Até ontem, a operação recolheu, em oito abordagens, 75 menores - 52 adolescentes e 23 crianças. Todos foram encaminhados para o Conselho Tutelar e de lá, após uma triagem, levados para as famílias ou para o Serviço de Triagem e Encaminhamento de Menores (Setrem). Vinte famílias já foram visitadas pelas educadoras da Secretaria Municipal de Ação Social e as restantes ainda serão visitadas, explica o juiz da Vara da Infância e Juventude, Dimas Ortêncio de Melo.
Outra decisão tomada na reunião de ontem foi que a abordagem passará a ser feita também nos mocós da Cidade. A ação será estendida para estes pontos críticos, diz o juiz, porque agora já foi viabilizado um local para receber os menores infratores: subdelegacia do distrito da Warta (zona norte).

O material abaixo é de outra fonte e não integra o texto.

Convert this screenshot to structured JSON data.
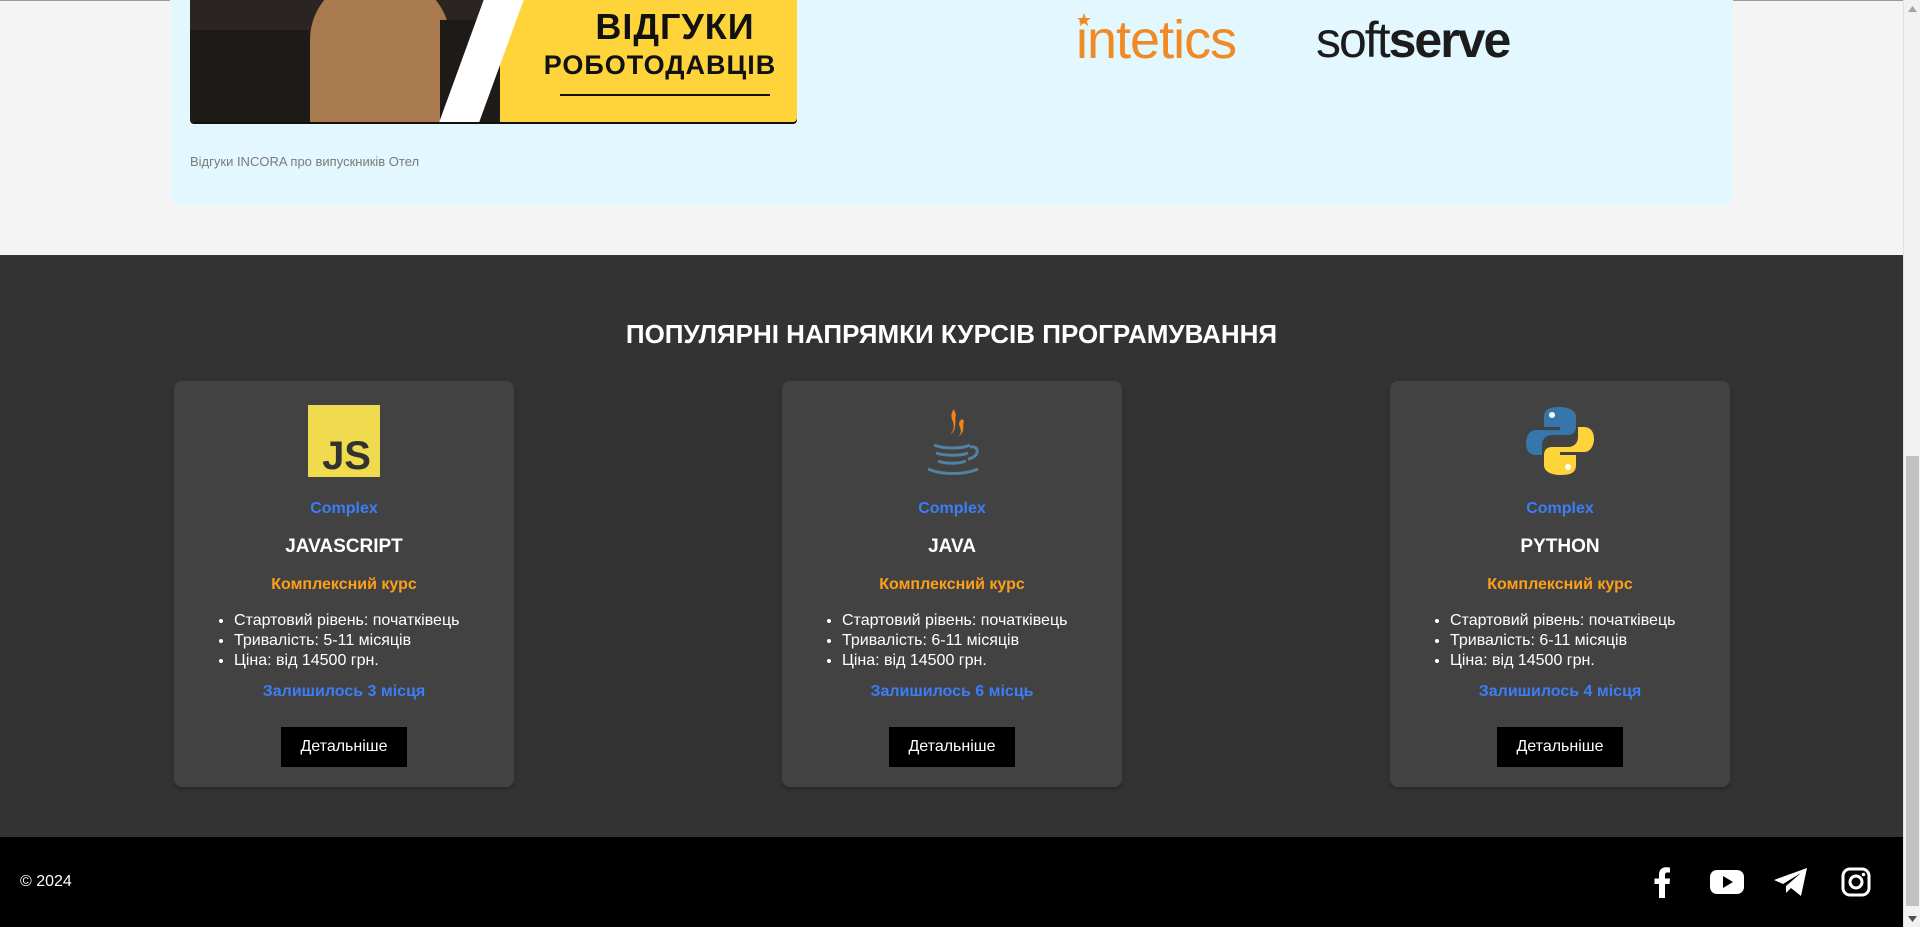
{
  "reviews": {
    "video_heading_line1": "ВІДГУКИ",
    "video_heading_line2": "РОБОТОДАВЦІВ",
    "caption": "Відгуки INCORA про випускників Отел",
    "logos": [
      {
        "name": "intetics",
        "text": "intetics",
        "color": "#f08a24"
      },
      {
        "name": "softserve",
        "text_light": "soft",
        "text_bold": "serve",
        "color": "#1c1c1c"
      }
    ]
  },
  "courses": {
    "title": "ПОПУЛЯРНІ НАПРЯМКИ КУРСІВ ПРОГРАМУВАННЯ",
    "cards": [
      {
        "icon": "javascript-icon",
        "tag": "Complex",
        "name": "JAVASCRIPT",
        "subtitle": "Комплексний курс",
        "features": [
          "Стартовий рівень: початківець",
          "Тривалість: 5-11 місяців",
          "Ціна: від 14500 грн."
        ],
        "remaining": "Залишилось 3 місця",
        "button": "Детальніше"
      },
      {
        "icon": "java-icon",
        "tag": "Complex",
        "name": "JAVA",
        "subtitle": "Комплексний курс",
        "features": [
          "Стартовий рівень: початківець",
          "Тривалість: 6-11 місяців",
          "Ціна: від 14500 грн."
        ],
        "remaining": "Залишилось 6 місць",
        "button": "Детальніше"
      },
      {
        "icon": "python-icon",
        "tag": "Complex",
        "name": "PYTHON",
        "subtitle": "Комплексний курс",
        "features": [
          "Стартовий рівень: початківець",
          "Тривалість: 6-11 місяців",
          "Ціна: від 14500 грн."
        ],
        "remaining": "Залишилось 4 місця",
        "button": "Детальніше"
      }
    ]
  },
  "footer": {
    "copyright": "© 2024",
    "social": [
      "facebook-icon",
      "youtube-icon",
      "telegram-icon",
      "instagram-icon"
    ]
  },
  "colors": {
    "accent_blue": "#3b7ef6",
    "accent_orange": "#ff9e1a",
    "section_bg": "#333333",
    "card_bg": "#424242",
    "panel_bg": "#e3f7ff"
  }
}
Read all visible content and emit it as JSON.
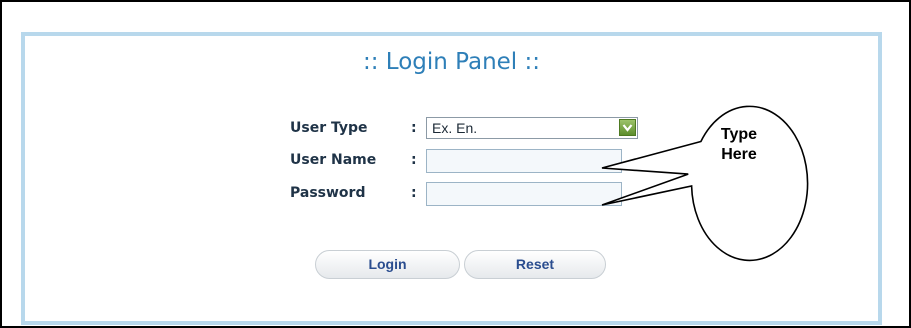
{
  "panel": {
    "title": ":: Login Panel ::"
  },
  "form": {
    "user_type": {
      "label": "User Type",
      "colon": ":",
      "selected": "Ex. En."
    },
    "user_name": {
      "label": "User Name",
      "colon": ":",
      "value": ""
    },
    "password": {
      "label": "Password",
      "colon": ":",
      "value": ""
    }
  },
  "buttons": {
    "login": "Login",
    "reset": "Reset"
  },
  "callout": {
    "line1": "Type",
    "line2": "Here"
  },
  "colors": {
    "panel_border": "#b8d8ec",
    "title": "#2e7fb8",
    "label": "#1f3347",
    "button_text": "#2a4d8f",
    "dropdown_arrow": "#5d8e2e"
  },
  "icons": {
    "dropdown": "chevron-down-icon"
  }
}
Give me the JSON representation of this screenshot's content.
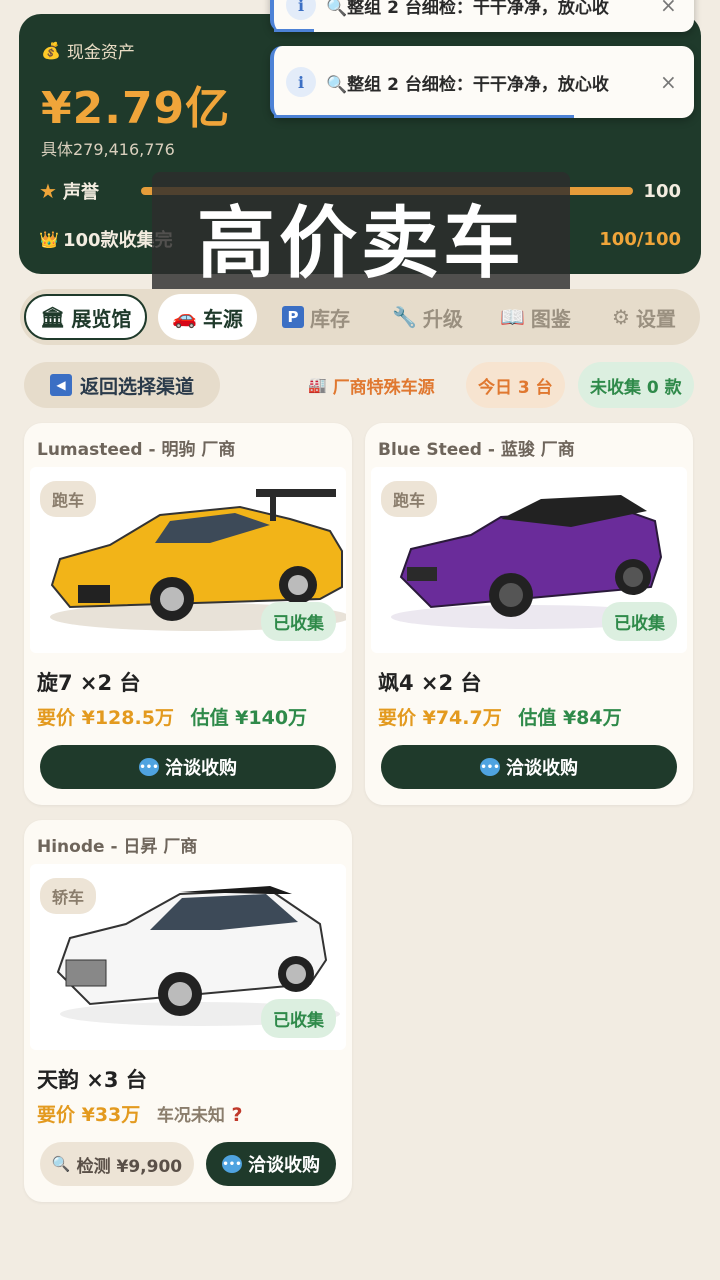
{
  "header": {
    "cash_label": "现金资产",
    "cash_amount": "¥2.79亿",
    "cash_exact": "具体279,416,776",
    "reputation_label": "声誉",
    "reputation_value": "100",
    "reputation_fraction": 1.0,
    "collection_label": "100款收集完",
    "collection_value": "100/100",
    "collection_fraction": 1.0
  },
  "toasts": [
    {
      "text": "🔍整组 2 台细检：干干净净，放心收"
    },
    {
      "text": "🔍整组 2 台细检：干干净净，放心收"
    }
  ],
  "overlay_title": "高价卖车",
  "tabs": [
    {
      "label": "展览馆",
      "icon": "🏛"
    },
    {
      "label": "车源",
      "icon": "🚗"
    },
    {
      "label": "库存",
      "icon": "P"
    },
    {
      "label": "升级",
      "icon": "🔧"
    },
    {
      "label": "图鉴",
      "icon": "📖"
    },
    {
      "label": "设置",
      "icon": "⚙"
    }
  ],
  "toolbar": {
    "back_label": "返回选择渠道",
    "channel_label": "厂商特殊车源",
    "today_label": "今日 3 台",
    "uncollected_label": "未收集 0 款"
  },
  "cars": [
    {
      "brand": "Lumasteed - 明驹 厂商",
      "type": "跑车",
      "status": "已收集",
      "name": "旋7 ×2 台",
      "ask": "要价 ¥128.5万",
      "estimate": "估值 ¥140万",
      "action": "洽谈收购",
      "color": "#f2b418"
    },
    {
      "brand": "Blue Steed - 蓝骏 厂商",
      "type": "跑车",
      "status": "已收集",
      "name": "飒4 ×2 台",
      "ask": "要价 ¥74.7万",
      "estimate": "估值 ¥84万",
      "action": "洽谈收购",
      "color": "#6a2c9a"
    },
    {
      "brand": "Hinode - 日昇 厂商",
      "type": "轿车",
      "status": "已收集",
      "name": "天韵 ×3 台",
      "ask": "要价 ¥33万",
      "condition": "车况未知",
      "condition_mark": "?",
      "inspect": "检测 ¥9,900",
      "action": "洽谈收购",
      "color": "#f6f6f6"
    }
  ]
}
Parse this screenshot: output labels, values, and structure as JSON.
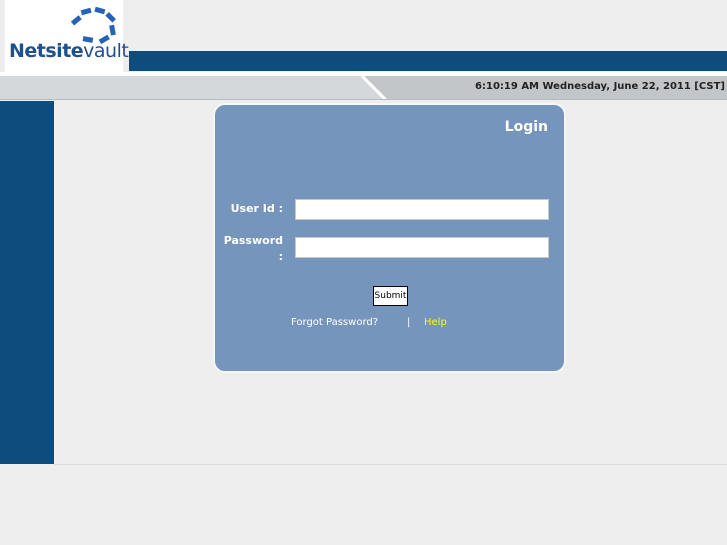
{
  "logo": {
    "text_bold": "Netsite",
    "text_thin": "vault"
  },
  "header": {
    "datetime": "6:10:19 AM Wednesday, June 22, 2011 [CST]"
  },
  "login": {
    "title": "Login",
    "user_id_label": "User Id :",
    "password_label_line1": "Password",
    "password_label_line2": ":",
    "user_id_value": "",
    "password_value": "",
    "submit_label": "Submit",
    "forgot_password": "Forgot Password?",
    "separator": "|",
    "help": "Help"
  },
  "colors": {
    "brand_navy": "#0f4c7e",
    "panel_blue": "#7695bc",
    "help_link": "#ffff00",
    "page_bg": "#eeeeee"
  }
}
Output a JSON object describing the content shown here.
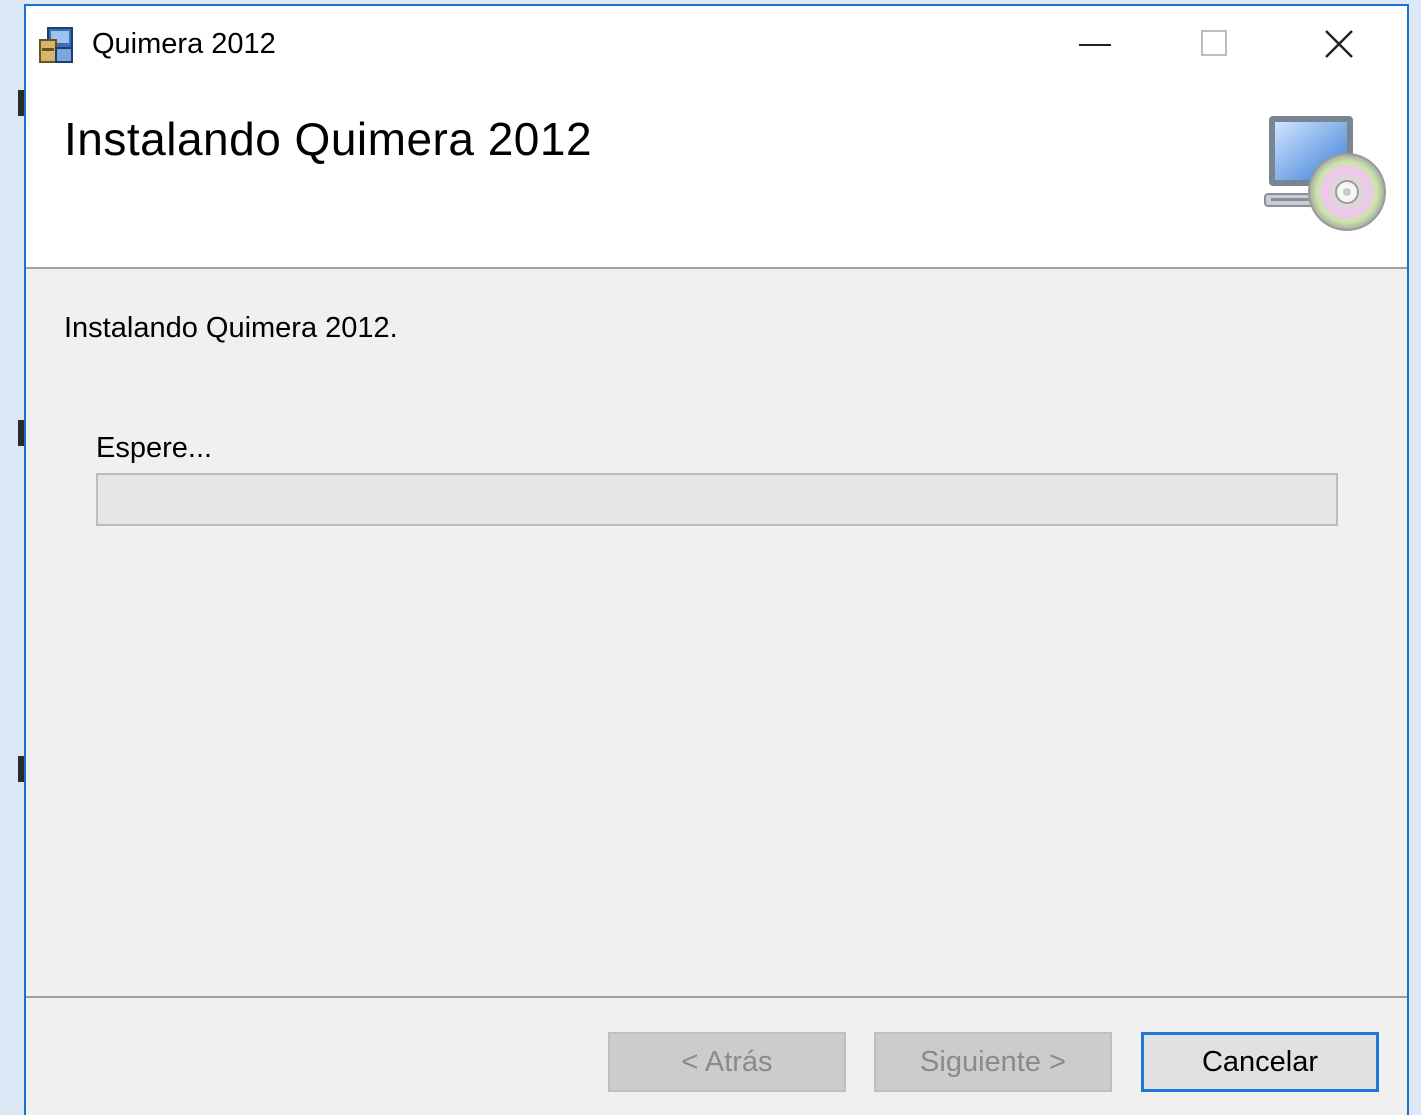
{
  "window": {
    "title": "Quimera 2012",
    "icon": "installer-package-icon"
  },
  "titlebar_buttons": {
    "minimize_icon": "minimize-icon",
    "maximize_icon": "maximize-icon",
    "close_icon": "close-icon"
  },
  "header": {
    "title": "Instalando Quimera 2012",
    "graphic": "computer-cd-icon"
  },
  "body": {
    "status_text": "Instalando Quimera 2012.",
    "progress_label": "Espere...",
    "progress_value": 0
  },
  "footer": {
    "back_label": "< Atrás",
    "next_label": "Siguiente >",
    "cancel_label": "Cancelar"
  },
  "colors": {
    "window_border": "#1b73c9",
    "dialog_background": "#f0f0f0",
    "header_background": "#ffffff",
    "focus_border": "#1c78d4",
    "progress_fill": "#06b025"
  }
}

Dimas Ortêncio de Melo comenta que o resultado da operação está sendo positivo. Vinte famílias já foram visitadas e os menores encaminhados para as escolas, oficinas profissionalizantes ou inseridas em programas assistenciais da Prefeitura.
Os adolescentes que resistem à idéia de voltar para a escola - cerca de 15 - serão chamados, junto com os pais, para uma audiência no Fórum. São jovens com média de idade de 16 anos que não respeitam nem mais a autoridade da família. Vamos fazer uma intervenção judicial e encaminhá-los à escola ou outra entidade. Se houver desobediência, os pais e os menores serão penalizados, diz a promotora da Vara da Infância e Juventude, Solange Vicentin. Segundo ela, os pais podem até mesmo perder a guarda dos filhos.
Solange Vicentin ressalta que o trabalho de abordagem de rua não tem data para terminar: Nossa meta é fazer com que acabe a situação de risco de crianças e adolescentes que permanecem na rua. A promotora avisa que a Justiça e a polícia farão marcação cerrada aos menores que cuidam de carro ou exercem outras atividades lucrativas na rua. Uma idéia, segundo Dimas Ortêncio de Melo, é aumentar os trechos de estacionamento para Zona Azul na Cidade.
Para o presidente do Conselho Tutelar de Londrina, Júlio Botelho, a ação está sendo positiva, já que está coibindo a permanência de crianças nas ruas. O lugar delas é em casa, ressalta. Ele lembra que a abordagem tem demonstrado que a maioria das famílias das crianças que vivem na rua atravessa sérias dificuldades financeiras. A situação dos menores passa pelo problema da falta de emprego e da miséria em que vivem a maioria das famílias.
Júlio Botelho reconhece que há nas ruas menores cujas famílias não passam por problemas financeiros. Eles ficam na rua para conseguir dinheiro para comprar um tênis, um aparelho de som ou alguma outra coisa supérflua. Na opinião do presidente do Conselho, é preciso que a Prefeitura crie um programa de abordagem contínua e intensiva contra a permanência de menores nas ruas, guardando carros ou exercendo outras atividades lucrativas.
Ele acredita que hoje mais de 200 crianças estão perambulando pelas ruas de Londrina, cuidando de carro, pedindo esmola ou outras atividades. Só este ano atendemos mais de 200 crianças nesta situação. Acreditamos que o número seja maior, porque muitos casos nem chegam ao conhecimento das autoridades, frisa Botelho.